Geometria, astrattismo e distorsioni spaziali. La mostra di Esther Stocker a Lucca
Paradossi formali ed effetti ottici trasformano gli spazi della Tenuta dello Scompiglio, interrogando l'errore non come elemento negativo, ma come fonte di informazione, conoscenza e apprendimento

L’allontanamento dai principi logici, dalle cognizioni o dalle regole comunemente accettate: così potremmo definire il termine “errore” che, sebbene venga spesso considerato uno stigma sociale invalidante, è in realtà fonte di informazione, conoscenza e apprendimento. Ad approfondirne l’ambivalenza è Esther Stocker (Silandro, 1974) con Analisi dell’errore, la mostra ospitata negli spazi della Tenuta dello Scompiglio, a Lucca, e a cura di Angel Moya Garcia. Visibile sino al 28 settembre, il progetto espositivo evidenzia la fascinazione dell’artista verso i paradossi formali e gli spostamenti nell’equilibrio ottico, indagando l’utopia e il fallimento, la realtà e la sua percezione attraverso opere site specific.

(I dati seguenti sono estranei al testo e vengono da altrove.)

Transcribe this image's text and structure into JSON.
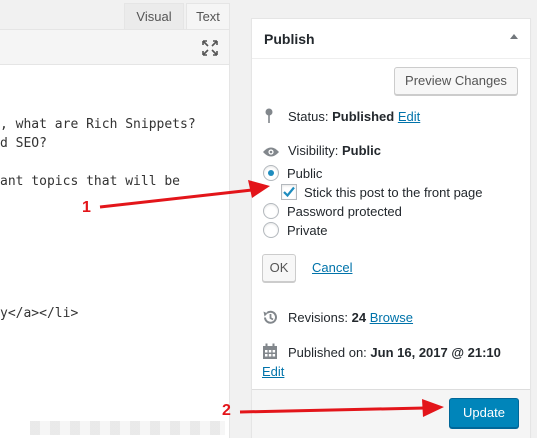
{
  "editor": {
    "tab_visual": "Visual",
    "tab_text": "Text",
    "lines": [
      ", what are Rich Snippets?",
      "d SEO?",
      "ant topics that will be",
      "y</a></li>"
    ]
  },
  "publish": {
    "title": "Publish",
    "preview_button": "Preview Changes",
    "status_label": "Status:",
    "status_value": "Published",
    "status_edit": "Edit",
    "visibility_label": "Visibility:",
    "visibility_value": "Public",
    "option_public": "Public",
    "option_sticky": "Stick this post to the front page",
    "option_password": "Password protected",
    "option_private": "Private",
    "ok_button": "OK",
    "cancel_link": "Cancel",
    "revisions_label": "Revisions:",
    "revisions_count": "24",
    "revisions_browse": "Browse",
    "published_label": "Published on:",
    "published_value": "Jun 16, 2017 @ 21:10",
    "published_edit": "Edit",
    "update_button": "Update"
  },
  "annotations": {
    "marker_1": "1",
    "marker_2": "2"
  },
  "colors": {
    "accent": "#0085ba",
    "link": "#0073aa",
    "annotation": "#e3151a"
  }
}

La mostra di Esther Stocker alla Tenuta dello Scompiglio a Lucca
La mostra Analisi dell’errore si articola attraverso un’installazione ambientale nello spazio principale della Tenuta dello Scompiglio, e una serie di dipinti in quello adiacente. Quì, una serie di elementi di disturbo e interferenze (che sfidano e interrogano i limiti dell’ordine e della regolarità percettiva) introducono la grande installazione che prende forma in un reticolato di nastro adesivo nero su fondo bianco che trasforma completamente l’ambiente con elementi geometrici apparentemente regolari, intercettando lo sguardo del pubblico.

Esther Stocker: tra geometria, astrattismo e distorsioni spaziali
Con questo progetto espositivo, l’astrattismo e la geometria che caratterizzano il lavoro di Esther Stocker vengono proiettati attraverso due binari paralleli che si uniscono. Lo vediamo nella grande installazione (da considerare come uno spazio pittorico che si dilata e supera i limiti ambientali) e nei dipinti, da considerare come sintesi statiche e confinanti nelle tele. Il distaccamento da un ordine, le forme libere (intese come desiderio), il ruolo dell’immaginazione, la consapevolezza di voler mettere in discussione gli elementi che conosciamo e che diamo per assodati, invitano il pubblico a mettere in dubbio tutti quei principi accettati come dogmi per ricercare un nuovo paradigma, generando un nuovo ordine che si confà alla realtà in cui viviamo.

Esther Stocker e la (sua) logica del caos
“L’artista esplora il fragile confine tra struttura e caos attraverso una struttura geometrica, basata su moduli che si ripetono eternamente e che creano un ritmo visivo apparentemente ordinato, a cui aggiunge aberrazioni, errori e alterazioni per destabilizzare la percezione”, spiega il curatore Angel Moya Garcia ad Artribune. “Una coerenza e una precisione solo apparente che porta a una dialettica tra struttura e deviazione con cui Esther Stocker propone la propria logica del caos. In questo modo, l’installazione stravolge completamente lo spazio espositivo attraverso l’analisi delle proprie caratteristiche architettoniche che vengono, paradossalmente, destrutturate attraverso parentesi concettuali, incongruenze formali, distorsioni e interferenze all’interno di un sistema che sembra subire un processo di progressiva perdita di definizione”.